199833 Role of social identity in adolescent smoking behavior

Tuesday, November 10, 2009: 5:42 PM

Meghan Bridgid Moran, PhD , Annenberg School for Communication, University of Southern California, Los Angeles, CA
Aims: Using peer group affiliation research as a starting point, this study aims to evaluate a measure of peer group identification that is grounded in social identity theory and to understand the extent to which peer group identification affects adolescent smoking susceptibility, uptake and maintenance. Methods: A nationally representative sample of 14- and 15-year olds (N=250) were given a survey measuring their identification with 26 peer groups determined in pre-testing to be specifically associated with smoking or not smoking. Participants were also asked about their smoking susceptibility and behavior, as well as about a variety of control factors such as demographics, social norms and sensation seeking. Results: Hierarchical regression analysis showed that the extent to which adolescents identified with smoking-related groups (e.g. rebels, partiers, emo kids) was independently related to an increased likelihood of smoking or being susceptible to cigarette use, even after controlling for factors such as social norms, demographic variables, school achievement and sensation seeking. Similarly, the extent to which adolescents identified with non-smoking-related groups (e.g. nerds, smart kids, band kids) was independently related to a decreased likelihood of smoking or being susceptible to cigarette use. Ways in which these findings can be used by health and media practitioners to design effective anti-smoking campaigns are discussed.

Learning Objectives:
Analyze the extent to which identification with social groups affects adolescent smoking behavior. Discuss the ways in which these findings can be used to design anti-smoking campaigns.

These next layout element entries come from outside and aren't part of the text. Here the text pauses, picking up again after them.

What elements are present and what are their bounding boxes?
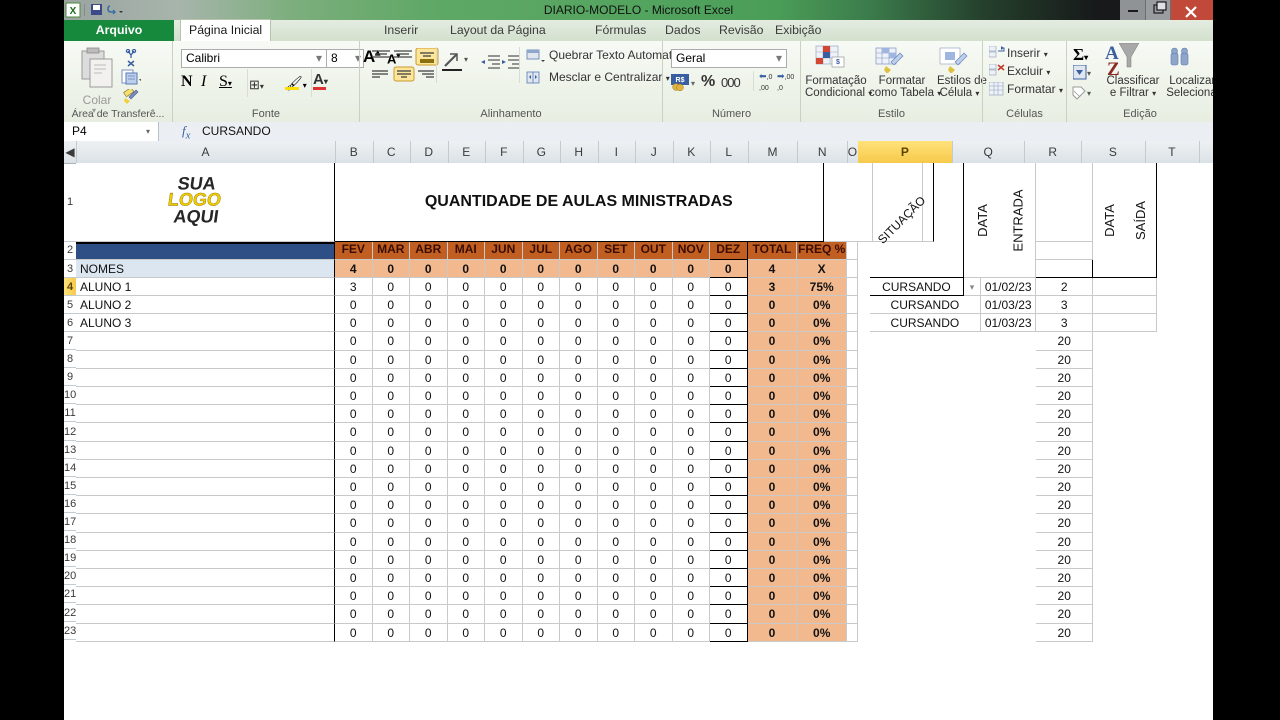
svg-text:X: X xyxy=(70,6,77,17)
svg-text:AQUI: AQUI xyxy=(172,207,220,227)
svg-text:R$: R$ xyxy=(676,77,685,84)
svg-text:$: $ xyxy=(836,59,840,66)
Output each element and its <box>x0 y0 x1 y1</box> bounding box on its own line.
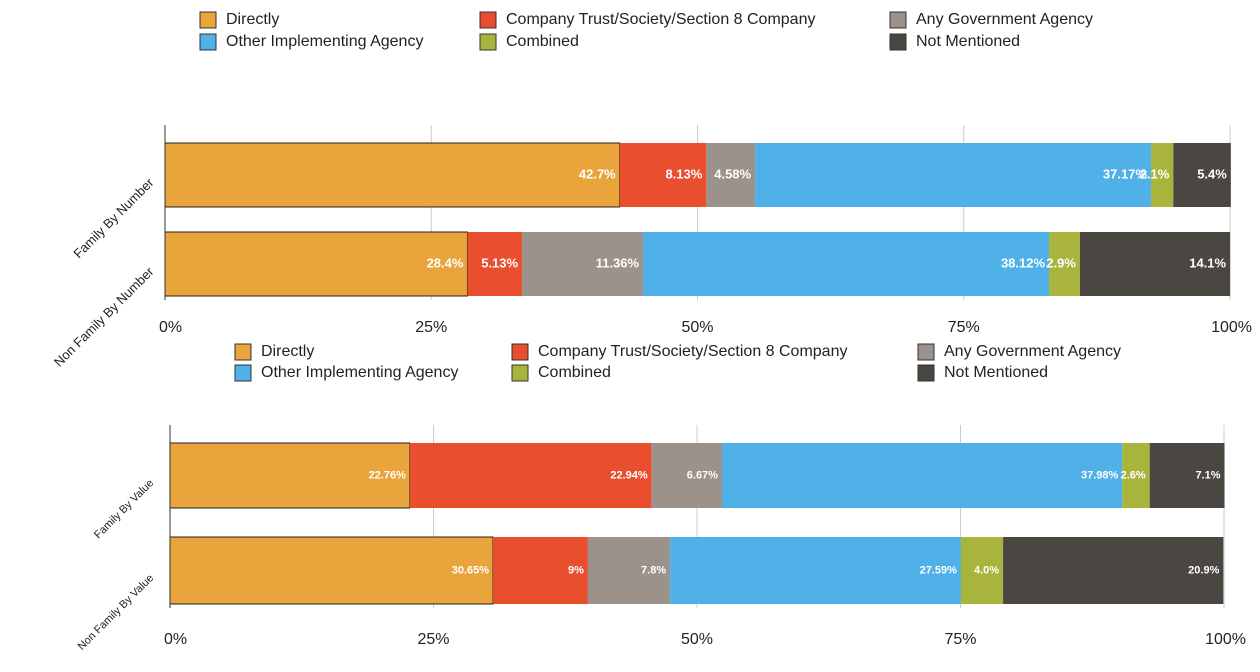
bar-segment <box>1079 232 1231 296</box>
bar-segment <box>1049 232 1080 296</box>
bar-segment <box>1003 537 1224 604</box>
x-tick-label: 50% <box>681 631 713 648</box>
legend-swatch <box>199 11 217 29</box>
data-label: 22.94% <box>610 469 648 481</box>
data-label: 2.6% <box>1121 469 1146 481</box>
data-label: 8.13% <box>665 166 702 181</box>
x-tick-label: 25% <box>415 319 447 336</box>
x-tick-label: 75% <box>948 319 980 336</box>
legend-swatch <box>889 33 907 51</box>
legend-label: Not Mentioned <box>944 364 1048 381</box>
bar-segment <box>1122 443 1150 508</box>
x-tick-label: 0% <box>164 631 187 648</box>
data-label: 5.13% <box>481 255 518 270</box>
legend-label: Combined <box>538 364 611 381</box>
data-label: 38.12% <box>1001 255 1046 270</box>
data-label: 30.65% <box>452 564 490 576</box>
data-label: 4.0% <box>974 564 999 576</box>
data-label: 37.17% <box>1103 166 1148 181</box>
legend-swatch <box>479 11 497 29</box>
bar-segment <box>587 537 671 604</box>
legend-label: Other Implementing Agency <box>226 33 423 50</box>
legend-label: Combined <box>506 33 579 50</box>
legend-label: Directly <box>226 11 279 28</box>
bar-segment <box>467 232 523 296</box>
bar-segment <box>169 442 411 509</box>
data-label: 22.76% <box>369 469 407 481</box>
legend-swatch <box>479 33 497 51</box>
data-label: 14.1% <box>1189 255 1226 270</box>
bar-segment <box>706 143 756 207</box>
legend-swatch <box>234 364 252 382</box>
bar-segment <box>1173 143 1231 207</box>
bar-segment <box>721 443 1123 508</box>
bar-segment <box>651 443 722 508</box>
legend-swatch <box>917 343 935 361</box>
data-label: 11.36% <box>596 255 640 270</box>
legend-swatch <box>511 364 529 382</box>
bar-segment <box>522 232 644 296</box>
data-label: 2.1% <box>1140 166 1170 181</box>
bar-segment <box>1149 443 1225 508</box>
x-tick-label: 100% <box>1211 319 1252 336</box>
category-label: Non Family By Number <box>51 263 157 369</box>
bar-segment <box>409 443 652 508</box>
bar-segment <box>164 231 468 297</box>
data-label: 5.4% <box>1197 166 1227 181</box>
category-label: Non Family By Value <box>76 572 157 653</box>
data-label: 37.98% <box>1081 469 1119 481</box>
bar-segment <box>1150 143 1174 207</box>
legend-label: Any Government Agency <box>944 343 1121 360</box>
bar-segment <box>643 232 1050 296</box>
data-label: 27.59% <box>920 564 958 576</box>
category-label: Family By Number <box>70 174 157 261</box>
data-label: 4.58% <box>714 166 751 181</box>
data-label: 7.1% <box>1195 469 1220 481</box>
data-label: 42.7% <box>579 166 616 181</box>
legend-label: Company Trust/Society/Section 8 Company <box>506 11 815 28</box>
data-label: 6.67% <box>687 469 718 481</box>
x-tick-label: 50% <box>681 319 713 336</box>
legend-swatch <box>889 11 907 29</box>
bar-segment <box>670 537 961 604</box>
bar-segment <box>619 143 707 207</box>
category-label: Family By Value <box>92 477 156 541</box>
data-label: 7.8% <box>641 564 666 576</box>
data-label: 28.4% <box>427 255 464 270</box>
legend-swatch <box>234 343 252 361</box>
bar-segment <box>493 537 588 604</box>
bar-segment <box>960 537 1004 604</box>
data-label: 20.9% <box>1188 564 1219 576</box>
bar-segment <box>164 142 621 208</box>
data-label: 9% <box>568 564 584 576</box>
x-tick-label: 25% <box>417 631 449 648</box>
x-tick-label: 75% <box>944 631 976 648</box>
legend-label: Directly <box>261 343 314 360</box>
legend-label: Not Mentioned <box>916 33 1020 50</box>
x-tick-label: 100% <box>1205 631 1246 648</box>
legend-swatch <box>199 33 217 51</box>
legend-label: Other Implementing Agency <box>261 364 458 381</box>
legend-swatch <box>917 364 935 382</box>
legend-swatch <box>511 343 529 361</box>
bar-segment <box>755 143 1151 207</box>
bar-segment <box>169 536 494 605</box>
legend-label: Any Government Agency <box>916 11 1093 28</box>
data-label: 2.9% <box>1046 255 1076 270</box>
legend-label: Company Trust/Society/Section 8 Company <box>538 343 847 360</box>
x-tick-label: 0% <box>159 319 182 336</box>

Keywords: Smoking, Adolescents

Presenting author's disclosure statement:

Qualified on the content I am responsible for because: I have designed and conducted this research as part of my dissertation for completion of my Ph.D.
Any relevant financial relationships? No

I agree to comply with the American Public Health Association Conflict of Interest and Commercial Support Guidelines, and to disclose to the participants any off-label or experimental uses of a commercial product or service discussed in my presentation.